– МГУ. Филфак.
– Французский?
– Французский у него второй. Первый английский. Хотя французский тоже ничего. Немного слишком академичный, правда.
– Это не беда. С практикой разговорный быстро наладится, – посчитал необходимым сказать свое слово Минаев.
– А что беда? – внезапно бросил Ахаян, как будто почувствовав в предыдущей фразе своего подчиненного какой-то скрытый подтекст.
– Да... ничего не беда. Парень он вроде толковый. Дисциплинированный. Сообразительный – схватывает все быстро, хорошо. И... в личном плане тоже... никаких нареканий.
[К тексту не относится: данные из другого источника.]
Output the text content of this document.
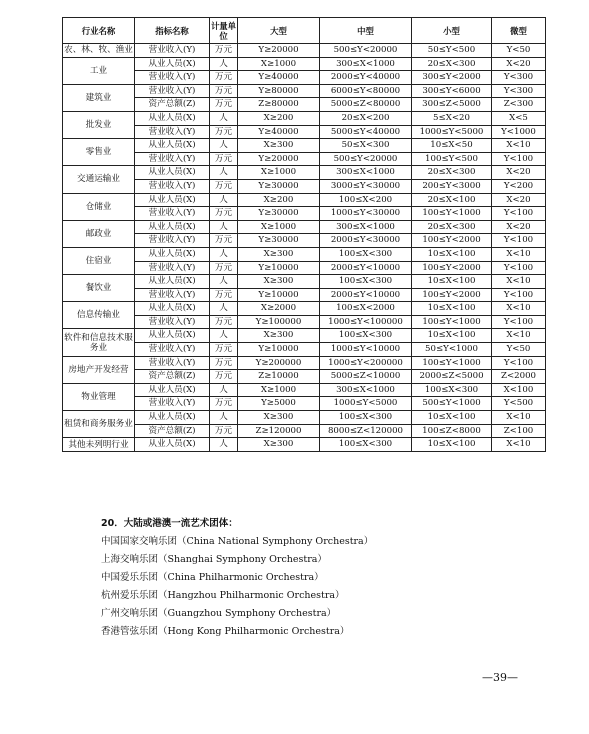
行业名称	指标名称	计量单位	大型	中型	小型	微型
农、林、牧、渔业	营业收入(Y)	万元	Y≥20000	500≤Y<20000	50≤Y<500	Y<50
工业	从业人员(X)	人	X≥1000	300≤X<1000	20≤X<300	X<20
	营业收入(Y)	万元	Y≥40000	2000≤Y<40000	300≤Y<2000	Y<300
建筑业	营业收入(Y)	万元	Y≥80000	6000≤Y<80000	300≤Y<6000	Y<300
	资产总额(Z)	万元	Z≥80000	5000≤Z<80000	300≤Z<5000	Z<300
批发业	从业人员(X)	人	X≥200	20≤X<200	5≤X<20	X<5
	营业收入(Y)	万元	Y≥40000	5000≤Y<40000	1000≤Y<5000	Y<1000
零售业	从业人员(X)	人	X≥300	50≤X<300	10≤X<50	X<10
	营业收入(Y)	万元	Y≥20000	500≤Y<20000	100≤Y<500	Y<100
交通运输业	从业人员(X)	人	X≥1000	300≤X<1000	20≤X<300	X<20
	营业收入(Y)	万元	Y≥30000	3000≤Y<30000	200≤Y<3000	Y<200
仓储业	从业人员(X)	人	X≥200	100≤X<200	20≤X<100	X<20
	营业收入(Y)	万元	Y≥30000	1000≤Y<30000	100≤Y<1000	Y<100
邮政业	从业人员(X)	人	X≥1000	300≤X<1000	20≤X<300	X<20
	营业收入(Y)	万元	Y≥30000	2000≤Y<30000	100≤Y<2000	Y<100
住宿业	从业人员(X)	人	X≥300	100≤X<300	10≤X<100	X<10
	营业收入(Y)	万元	Y≥10000	2000≤Y<10000	100≤Y<2000	Y<100
餐饮业	从业人员(X)	人	X≥300	100≤X<300	10≤X<100	X<10
	营业收入(Y)	万元	Y≥10000	2000≤Y<10000	100≤Y<2000	Y<100
信息传输业	从业人员(X)	人	X≥2000	100≤X<2000	10≤X<100	X<10
	营业收入(Y)	万元	Y≥100000	1000≤Y<100000	100≤Y<1000	Y<100
软件和信息技术服务业	从业人员(X)	人	X≥300	100≤X<300	10≤X<100	X<10
	营业收入(Y)	万元	Y≥10000	1000≤Y<10000	50≤Y<1000	Y<50
房地产开发经营	营业收入(Y)	万元	Y≥200000	1000≤Y<200000	100≤Y<1000	Y<100
	资产总额(Z)	万元	Z≥10000	5000≤Z<10000	2000≤Z<5000	Z<2000
物业管理	从业人员(X)	人	X≥1000	300≤X<1000	100≤X<300	X<100
	营业收入(Y)	万元	Y≥5000	1000≤Y<5000	500≤Y<1000	Y<500
租赁和商务服务业	从业人员(X)	人	X≥300	100≤X<300	10≤X<100	X<10
	资产总额(Z)	万元	Z≥120000	8000≤Z<120000	100≤Z<8000	Z<100
其他未列明行业	从业人员(X)	人	X≥300	100≤X<300	10≤X<100	X<10
20．大陆或港澳一流艺术团体：
中国国家交响乐团（China National Symphony Orchestra）
上海交响乐团（Shanghai Symphony Orchestra）
中国爱乐乐团（China Philharmonic Orchestra）
杭州爱乐乐团（Hangzhou Philharmonic Orchestra）
广州交响乐团（Guangzhou Symphony Orchestra）
香港管弦乐团（Hong Kong Philharmonic Orchestra）
—39—
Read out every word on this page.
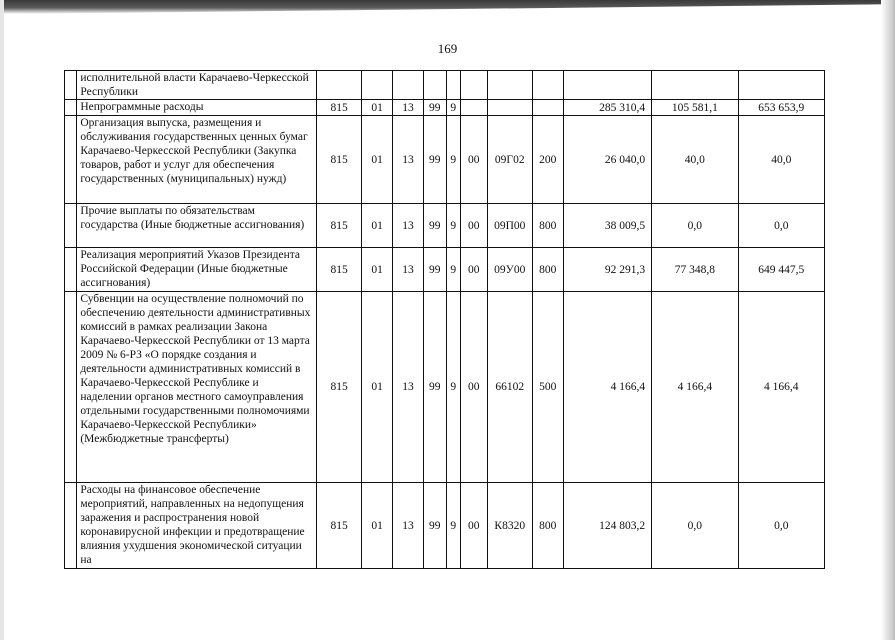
169
	исполнительной власти Карачаево-Черкесской Республики											
	Непрограммные расходы	815	01	13	99	9				285 310,4	105 581,1	653 653,9
	Организация выпуска, размещения и обслуживания государственных ценных бумаг Карачаево-Черкесской Республики (Закупка товаров, работ и услуг для обеспечения государственных (муниципальных) нужд)	815	01	13	99	9	00	09Г02	200	26 040,0	40,0	40,0
	Прочие выплаты по обязательствам государства (Иные бюджетные ассигнования)	815	01	13	99	9	00	09П00	800	38 009,5	0,0	0,0
	Реализация мероприятий Указов Президента Российской Федерации (Иные бюджетные ассигнования)	815	01	13	99	9	00	09У00	800	92 291,3	77 348,8	649 447,5
	Субвенции на осуществление полномочий по обеспечению деятельности административных комиссий в рамках реализации Закона Карачаево-Черкесской Республики от 13 марта 2009 № 6-РЗ «О порядке создания и деятельности административных комиссий в Карачаево-Черкесской Республике и наделении органов местного самоуправления отдельными государственными полномочиями Карачаево-Черкесской Республики» (Межбюджетные трансферты)	815	01	13	99	9	00	66102	500	4 166,4	4 166,4	4 166,4
	Расходы на финансовое обеспечение мероприятий, направленных на недопущения заражения и распространения новой коронавирусной инфекции и предотвращение влияния ухудшения экономической ситуации на	815	01	13	99	9	00	К8320	800	124 803,2	0,0	0,0
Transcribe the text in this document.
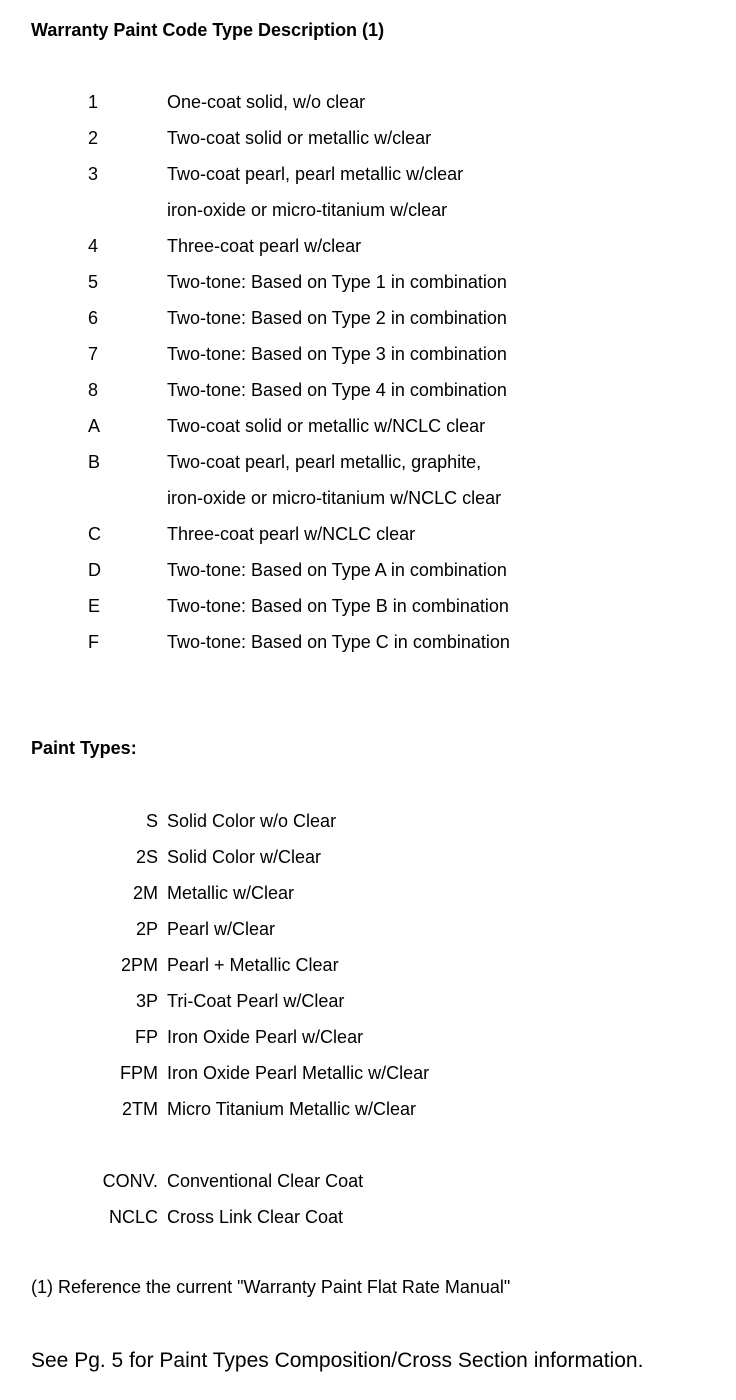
Warranty Paint Code Type Description (1)
1	One-coat solid, w/o clear
2	Two-coat solid or metallic w/clear
3	Two-coat pearl, pearl metallic w/clear
iron-oxide or micro-titanium w/clear
4	Three-coat pearl w/clear
5	Two-tone: Based on Type 1 in combination
6	Two-tone: Based on Type 2 in combination
7	Two-tone: Based on Type 3 in combination
8	Two-tone: Based on Type 4 in combination
A	Two-coat solid or metallic w/NCLC clear
B	Two-coat pearl, pearl metallic, graphite,
iron-oxide or micro-titanium w/NCLC clear
C	Three-coat pearl w/NCLC clear
D	Two-tone: Based on Type A in combination
E	Two-tone: Based on Type B in combination
F	Two-tone: Based on Type C in combination
Paint Types:
S Solid Color w/o Clear
2S Solid Color w/Clear
2M Metallic w/Clear
2P Pearl w/Clear
2PM Pearl + Metallic Clear
3P Tri-Coat Pearl w/Clear
FP Iron Oxide Pearl w/Clear
FPM Iron Oxide Pearl Metallic w/Clear
2TM Micro Titanium Metallic w/Clear
CONV. Conventional Clear Coat
NCLC Cross Link Clear Coat
(1) Reference the current "Warranty Paint Flat Rate Manual"
See Pg. 5 for Paint Types Composition/Cross Section information.
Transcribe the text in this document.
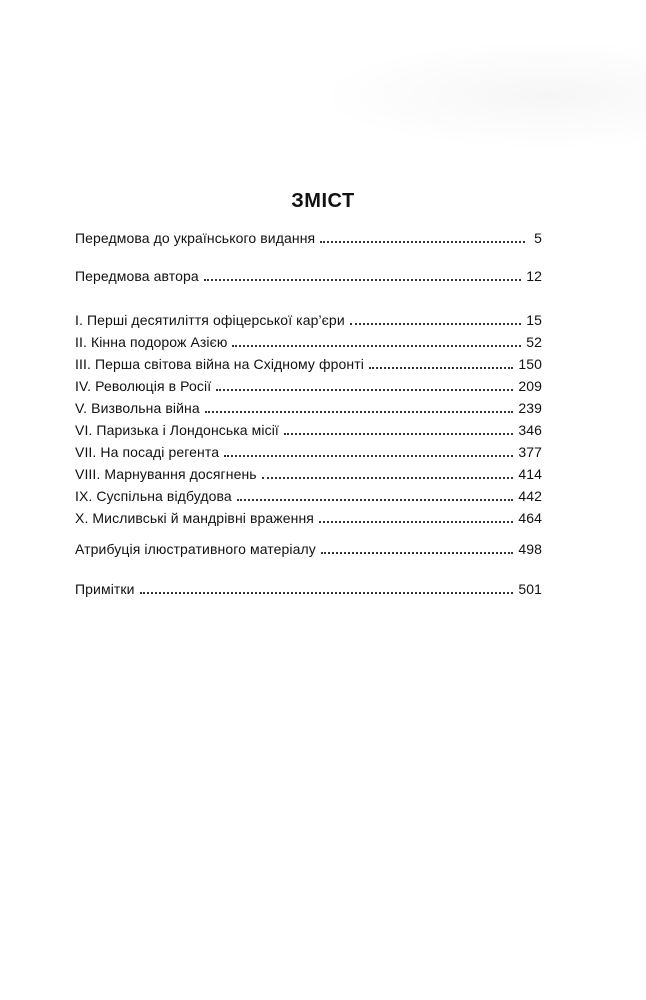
ЗМІСТ
Передмова до українського видання	5
Передмова автора	12
I. Перші десятиліття офіцерської кар’єри	15
II. Кінна подорож Азією	52
III. Перша світова війна на Східному фронті	150
IV. Революція в Росії	209
V. Визвольна війна	239
VI. Паризька і Лондонська місії	346
VII. На посаді регента	377
VIII. Марнування досягнень	414
IX. Суспільна відбудова	442
X. Мисливські й мандрівні враження	464
Атрибуція ілюстративного матеріалу	498
Примітки	501
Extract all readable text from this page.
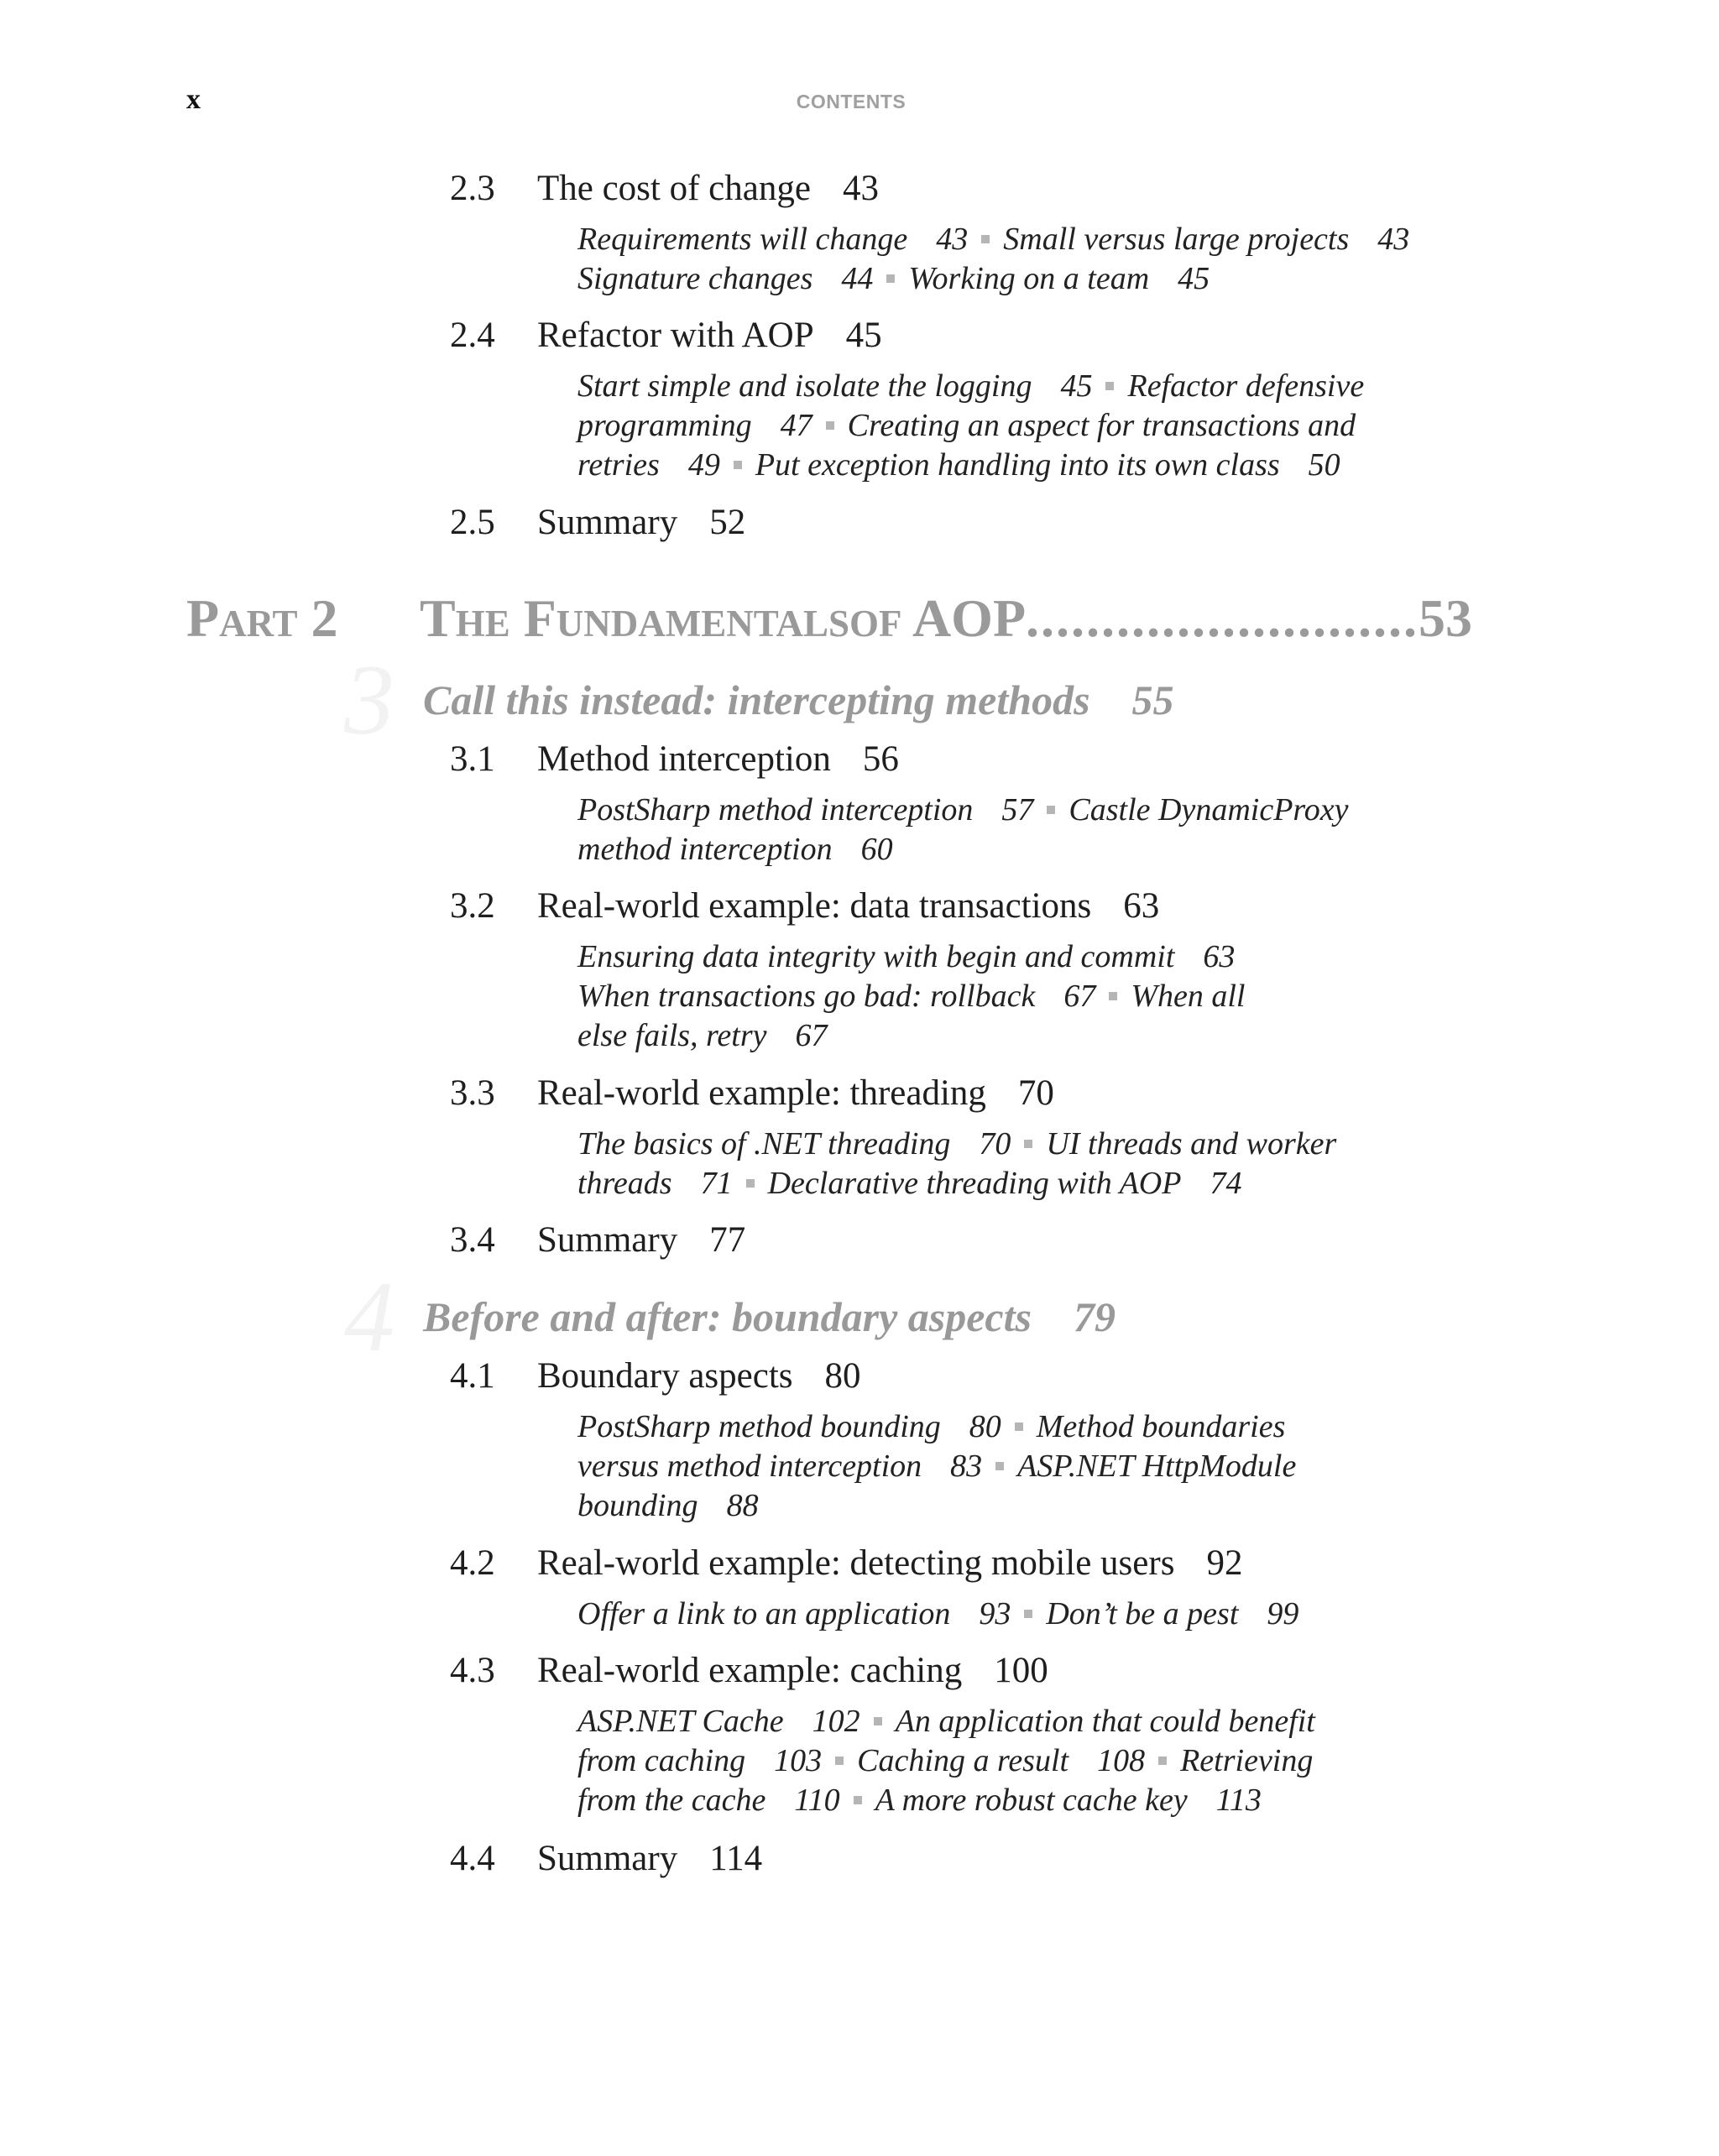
x	CONTENTS
Part 2 The Fundamentalsof AOP..........................53
2.3 The cost of change 43
Requirements will change 43 Small versus large projects 43
Signature changes 44 Working on a team 45
2.4 Refactor with AOP 45
Start simple and isolate the logging 45 Refactor defensive
programming 47 Creating an aspect for transactions and
retries 49 Put exception handling into its own class 50
2.5 Summary 52
3 Call this instead: intercepting methods 55
3.1 Method interception 56
PostSharp method interception 57 Castle DynamicProxy
method interception 60
3.2 Real-world example: data transactions 63
Ensuring data integrity with begin and commit 63
When transactions go bad: rollback 67 When all
else fails, retry 67
3.3 Real-world example: threading 70
The basics of .NET threading 70 UI threads and worker
threads 71 Declarative threading with AOP 74
3.4 Summary 77
4 Before and after: boundary aspects 79
4.1 Boundary aspects 80
PostSharp method bounding 80 Method boundaries
versus method interception 83 ASP.NET HttpModule
bounding 88
4.2 Real-world example: detecting mobile users 92
Offer a link to an application 93 Don’t be a pest 99
4.3 Real-world example: caching 100
ASP.NET Cache 102 An application that could benefit
from caching 103 Caching a result 108 Retrieving
from the cache 110 A more robust cache key 113
4.4 Summary 114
Пока.
– Но... – протянул Ахаян.
– Что «но»? – не понял Минаев.
– Это же ты, по-моему, хотел сказать: «Парень он вроде ничего, но...» Да?
– Да нет, – с недоуменным выражением лица пожал плечами Минаев, но, заметив на губах своего шефа едва заметную и не совсем для него понятную улыбку, поспешил добавить: – Нет, конечно, как и у каждого, у него тоже есть свои, так сказать... как бы это лучше...
– Странности, – подсказал Ахаян.
– Ну не то чтобы странности... – Минаев не знал, как выразить то, что он сам еще не мог достаточно четко и ясно для себя определить, и тем более не был уверен, нужно ли все это вообще каким-либо образом выражать, но, сказав «а», нужно было переходить к следующей по порядку букве алфавита. – Ну вот, к примеру, он музыку любит.
– Ну и что? – поднял брови Василий Иванович. – Это плохо?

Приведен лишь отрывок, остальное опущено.